У самой канавы, около большого валуна, широко расставив ноги, стоял огромный, пожалуй на голову выше Туркина, негр в заношенных военных штанах, в обмотках вместо голенищ, но голый выше пояса. Он ничего не кричал сначала, он только показывал пальцем то на одного, то на другого немца и вдруг заливался хохотом, таким жестяным, таким неживым, таким оглушительным, от которого мурашки шли по коже. Он хохотал, и на черной коже его грудной клетки двигались, перемещаясь, извилистые белесоватые шрамы: можно было подумать — гигантская кошка рвала когда-то эту могучую грудь. Потом он затих и только от времени до времени вскрикивал сквозь зубы по-английски: «О, арийская раса… О, уэлл! Хайль Гитлер? О, Рашшэа… О, как хорош, как хорош! Браво!» — и ломал свои большие черные руки. Рядом с ним на камне, как Кармен в театре, упершись тонкой рукой в бедро, застыла высокая, очень черноволосая девушка со смуглым худым, но необыкновенным лицом… Распущенные волосы ее — может быть, она только что расчесывала их — трепал ветер; красная юбка развевалась, рваная пестрая шаль была закинута через плечо за спину… Эта не проронила ни звука. Она без улыбки, прямо и неотрывно смотрела на проходящих фашистов, точно считая их одного за другим, точно протыкая их — сотого, сто седьмого, сто десятого — холодным и безмерным презрением. И пленные все, как один, отворачивались, поравнявшись с ней: ни один не выдержал этого взгляда.

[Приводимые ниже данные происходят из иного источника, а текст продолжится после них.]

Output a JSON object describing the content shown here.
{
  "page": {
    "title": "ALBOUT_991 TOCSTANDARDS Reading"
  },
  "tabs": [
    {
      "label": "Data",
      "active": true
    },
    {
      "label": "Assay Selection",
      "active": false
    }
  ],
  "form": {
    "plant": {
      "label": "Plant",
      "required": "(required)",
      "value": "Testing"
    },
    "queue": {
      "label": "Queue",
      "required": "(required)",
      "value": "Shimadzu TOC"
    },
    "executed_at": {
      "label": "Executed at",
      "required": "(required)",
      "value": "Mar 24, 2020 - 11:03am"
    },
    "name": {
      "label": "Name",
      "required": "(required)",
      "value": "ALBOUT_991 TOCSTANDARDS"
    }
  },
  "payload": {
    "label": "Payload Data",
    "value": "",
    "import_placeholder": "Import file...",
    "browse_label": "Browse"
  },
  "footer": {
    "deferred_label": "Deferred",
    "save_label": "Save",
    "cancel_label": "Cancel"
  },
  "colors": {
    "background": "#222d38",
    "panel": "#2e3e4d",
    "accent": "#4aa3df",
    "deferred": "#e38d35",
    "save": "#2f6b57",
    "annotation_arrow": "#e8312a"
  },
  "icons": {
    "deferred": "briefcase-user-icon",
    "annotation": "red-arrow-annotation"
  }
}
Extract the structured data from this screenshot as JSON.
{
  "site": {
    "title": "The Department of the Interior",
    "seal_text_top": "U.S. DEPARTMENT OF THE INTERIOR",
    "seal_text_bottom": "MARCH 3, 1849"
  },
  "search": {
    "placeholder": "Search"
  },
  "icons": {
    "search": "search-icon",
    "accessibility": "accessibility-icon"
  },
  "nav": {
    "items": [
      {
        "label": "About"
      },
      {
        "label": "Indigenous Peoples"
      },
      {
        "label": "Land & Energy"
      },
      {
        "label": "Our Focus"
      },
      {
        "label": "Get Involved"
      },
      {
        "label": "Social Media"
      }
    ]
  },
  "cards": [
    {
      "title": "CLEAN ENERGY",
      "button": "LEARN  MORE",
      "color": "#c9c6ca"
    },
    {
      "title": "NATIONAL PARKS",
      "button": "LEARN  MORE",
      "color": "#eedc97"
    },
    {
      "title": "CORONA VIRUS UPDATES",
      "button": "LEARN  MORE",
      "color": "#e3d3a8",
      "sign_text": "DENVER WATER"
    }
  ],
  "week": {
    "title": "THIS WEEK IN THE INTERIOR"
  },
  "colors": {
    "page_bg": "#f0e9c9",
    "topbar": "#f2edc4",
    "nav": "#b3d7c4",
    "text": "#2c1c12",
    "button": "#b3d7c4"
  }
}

С каждым мгновением людей по ту сторону канавы становилось все больше: сотни их бежали сюда издали по лугу. Заметив это, конвойные, обгоняя пленных, вытянулись по краю дороги цепочкой, отделяя одних от других, тех от этих…
Старшина Туркин покачал головой и поднял руку: «Дайте переехать дорогу, братишки!». Конвойные отсекли половину колонны пленных от другой; на шоссе между замявшимися, теснящими друг друга немцами образовался проход. «Додж» тронулся, проезжая как раз около того камня. И негр стал по стойке смирно, когда они поравнялись с камнем. И девушка вдруг легко махнула рукой, и в открытое правое окошко кабины влетел, задев Лодю по носу, пучок нерусских белых весенних цветов, связанных в крошечный букетик красной, наверное вытащенной из материи, ниткой… Лодя знал эти цветы по немецкому лото еще с детства: это «май-глёклейны», немецкие подснежники. Хоть и немецкие, они пахнут тонко и чисто: таяньем снега, апрельским солнцем, весной, как наши голубые пролески. Лодя отвернулся от старшины, нюхая цветы: у него непонятно почему задрожала верхняя губа. Но и старшина сидел молча, может быть, час или два. Могучие бицепсы ходили у него под тельняшкой, когда он виражил на разбитом гусеницами танков асфальте. «Видал? — спросил он Лодю, как следует отмолчавшись. — Я, брат Вересов, еще одну войну провоевал бы, чтобы только на такое поглядеть… Как это — кто? Это — которые люди у него со всего мира были в Германию согнаны, в лагеря посажены… Которым одна путь была — в его фашистскую могилу. А видел? — идут! Куда идут? Вон туда, к нам с тобой… В СССР идут! Потому что — кто им свободу дал? Он? — туркинский палец щелкнул в нос болтающегося на пружинке бульдожку Черчилля. — Этот? — Туркин постучал по американской, эйзенхауэровской баранке. — И нет, Вересов, Всеволод Андреевич, — мы с тобой! Это ты за ихнюю свободу в Ленинграде с голоду помирал. Это я за них под Таллином у Бригиттиного собора, или — как он? — монастыря, шестьсот метров слепышом, с такой вон раной до своей позиции полз. Мертвый уже полз, если правду сказать… Но поверь: скажут мне сейчас: «Туркин! Чтобы этого гада склизкого добить, тебе еще два километра по своей крови ползти придется», — думаешь, не поползу? Пожалуйста, хоть сейчас…
Тут Туркина не надо стало спрашивать: об этом он сам заговорил. А куда он ведет машину, сколько у них будет еще заездов, — об этом он молчал. А Лодя не спрашивал: дядя Вася Кок мог быть доволен. Ну как же — флот, на каждом шагу — секретность; норови́, салажонок, молчко́м!